Who's singing did you prefer and why?


----------



## nina foresti (Mar 11, 2014)

First of all, my real favorite: 



  No contest!

As to the 2 above, no question that of the two Stracciari wins. It's supposed to be funny and not perfect singing.
Neither of them were near the top of my choices. I'd like to hear Merrill because if I recall his was excellent.


----------



## Bonetan (Dec 22, 2016)

To sort of piggyback off what Nina said, as well as many of the comments in other threads wanting to hear certain singers in certain pieces, if any of you have requests feel free to send me a private message with your chosen matchup with recordings and I'll be happy to do the rest. I ask that we keep the requests to Italian rep baritones for now and I'll take requests for the other voice types as those tournaments unfold...


----------



## nina foresti (Mar 11, 2014)

Bonetan said:


> To sort of piggyback off what Nina said, as well as many of the comments in other threads wanting to hear certain singers in certain pieces, if any of you have requests feel free to send me a private message with your chosen matchup with recordings and I'll be happy to do the rest. I ask that we keep the requests to Italian rep baritones for now and I'll take requests for the other voice types as those tournaments unfold...


Oh neat.
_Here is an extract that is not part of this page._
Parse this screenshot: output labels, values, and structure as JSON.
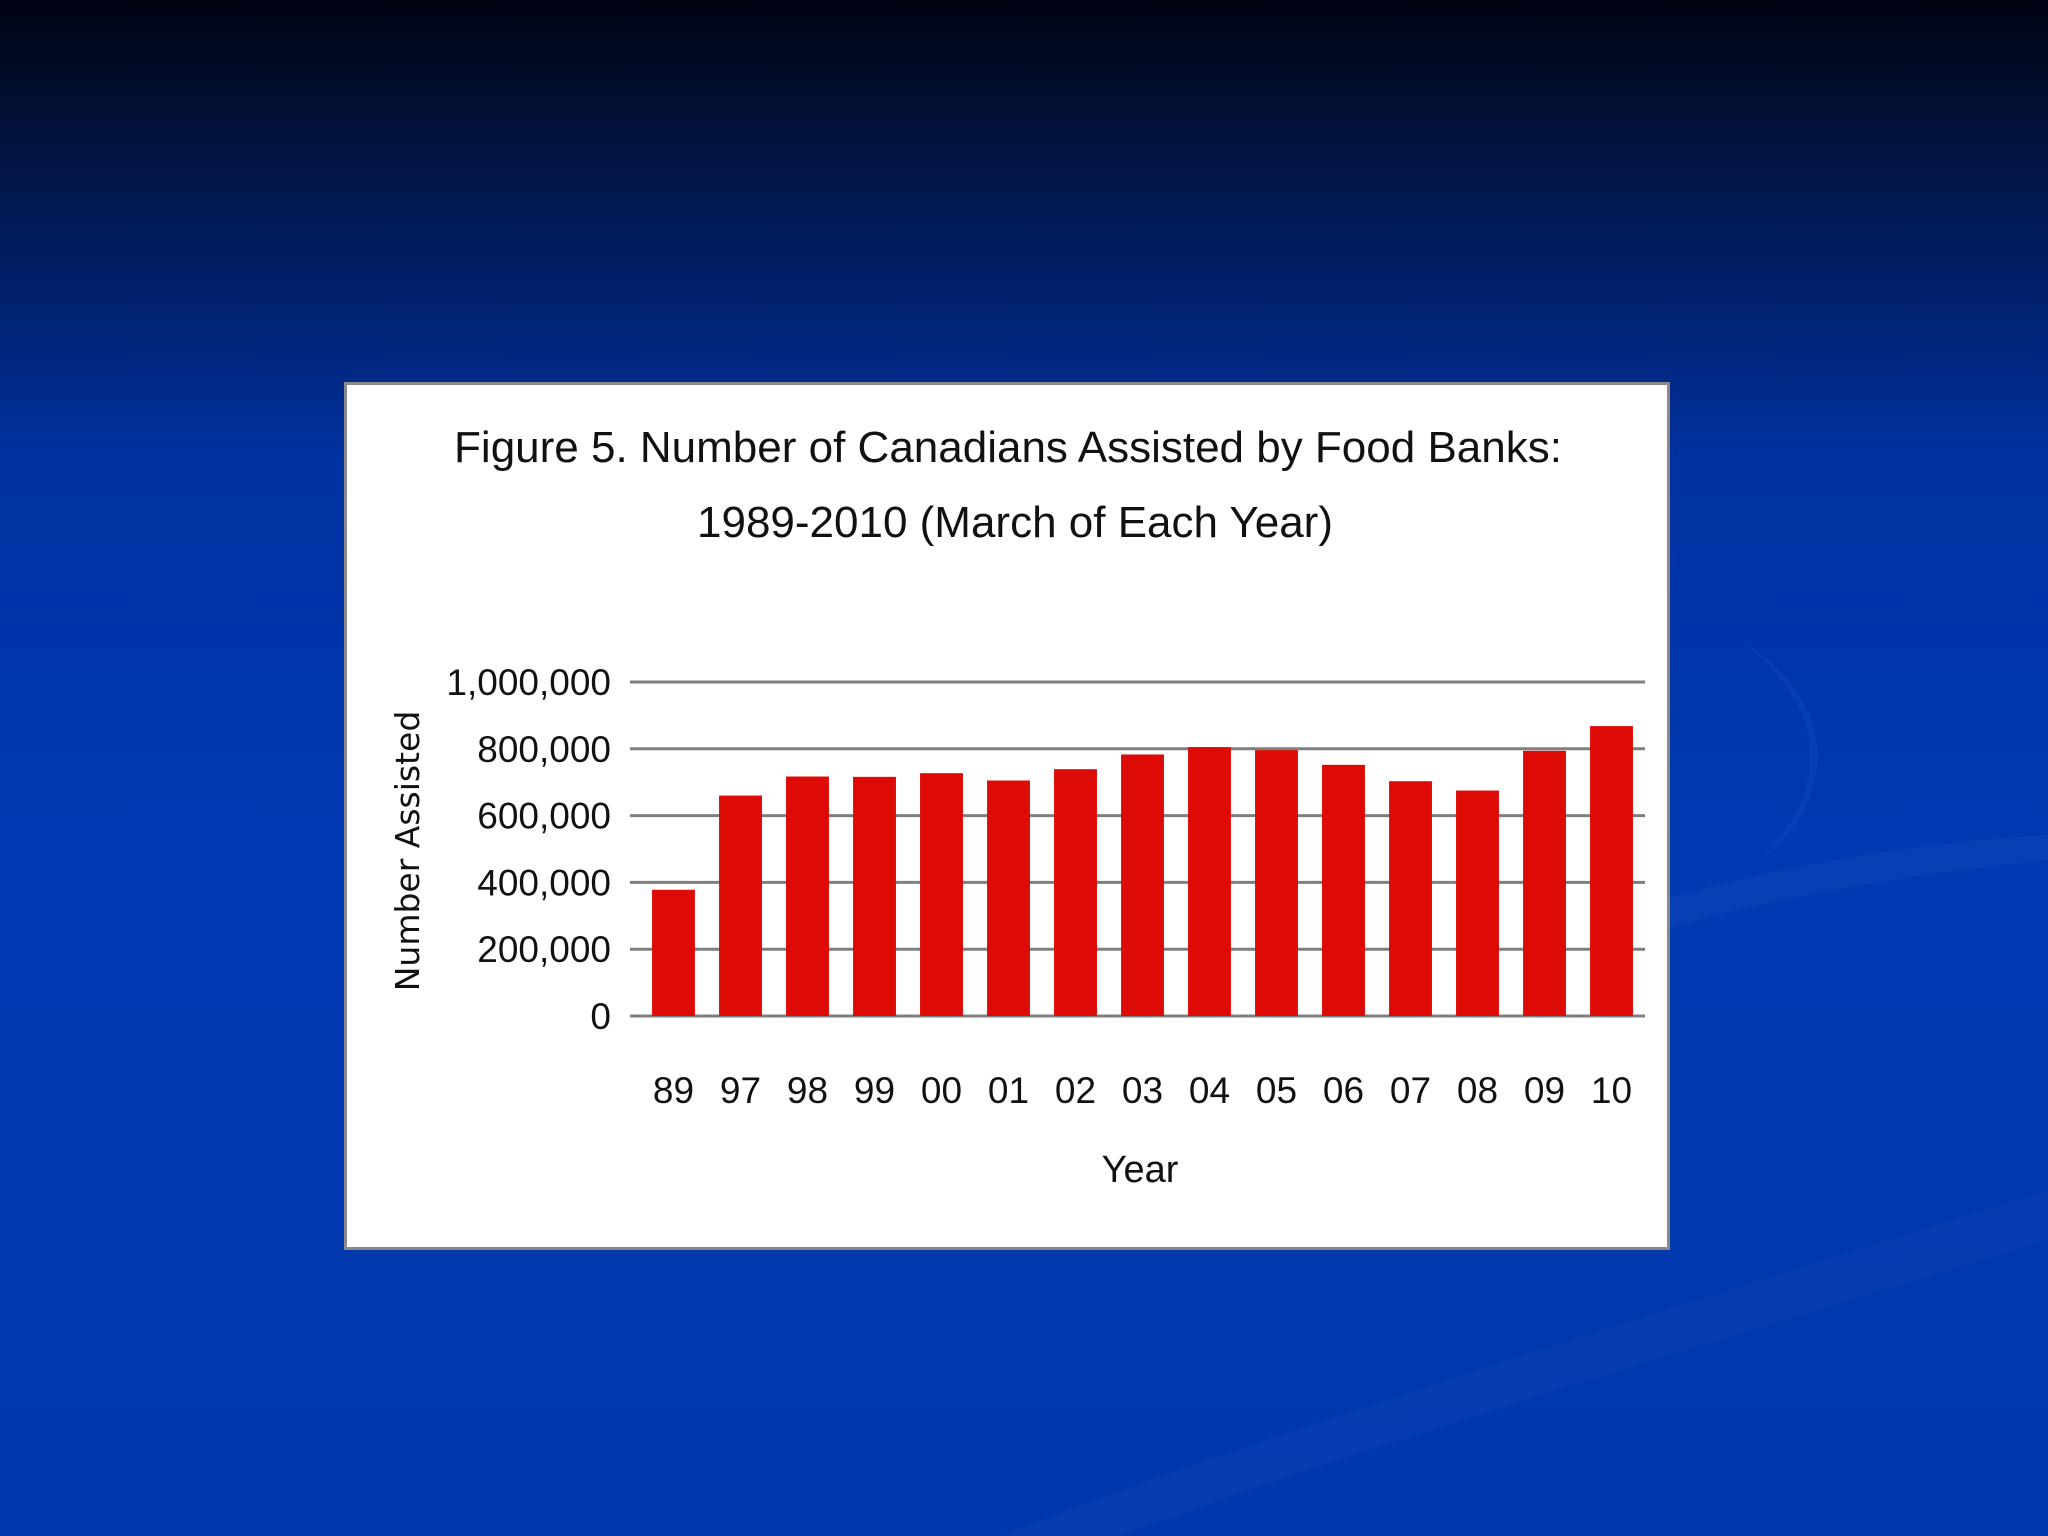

Well you have the Bechi that I just posted and I will now find Merrill for you to add. Thanks


----------



## Woodduck (Mar 17, 2014)

I've admired Mattei's work and found him a versatile and impressive artist. He's very enjoyable here, but it's pretty hard to go up against one of the greatest of all baritones. I played one of Stracciari's several "Largo al factotum" recordings for a bass-baritone friend in college and he was amazed at what he was hearing.


----------



## Woodduck (Mar 17, 2014)

nina foresti said:


> As to the 2 above, no question that of the two Stracciari wins. It's supposed to be funny and not perfect singing.


What are the imperfections?


----------



## nina foresti (Mar 11, 2014)

Woodduck said:


> What are the imperfections?


Perhaps "perfect" isn't the right word but what I was trying to express was that the aria is a comedic one and I felt that Mattei seemed to be more involved in getting everything just right -- it is a tricky aria after all -- by being more involved in the singing rather than just relaxing and enjoying himself.


----------



## Tsaraslondon (Nov 7, 2013)

I enjoyed Mattei's performance very much, but he's up against one of the greats, who finds so much more light and shade (not to mention humour). Stracciari it is.


----------



## The Conte (May 31, 2015)

Stracciari has a better sense of style and brings more variety to the piece and so he wins. I don't really like the way he hams up the humor, but that was very much the way the Barber was done at the time.

N.


----------



## Azol (Jan 25, 2015)

Stracciari does exactly what this cavatina requires: show off. And what an impeccable diction!
Mattei is too serious even to create any audible difference between "colla donnetta..." and "col cavaliere..." Boooring!

And Bechi... that's a masterclass of singing! He lets us feel the self-importance of Figaro, the notion that is somehow missing from both performances above.


----------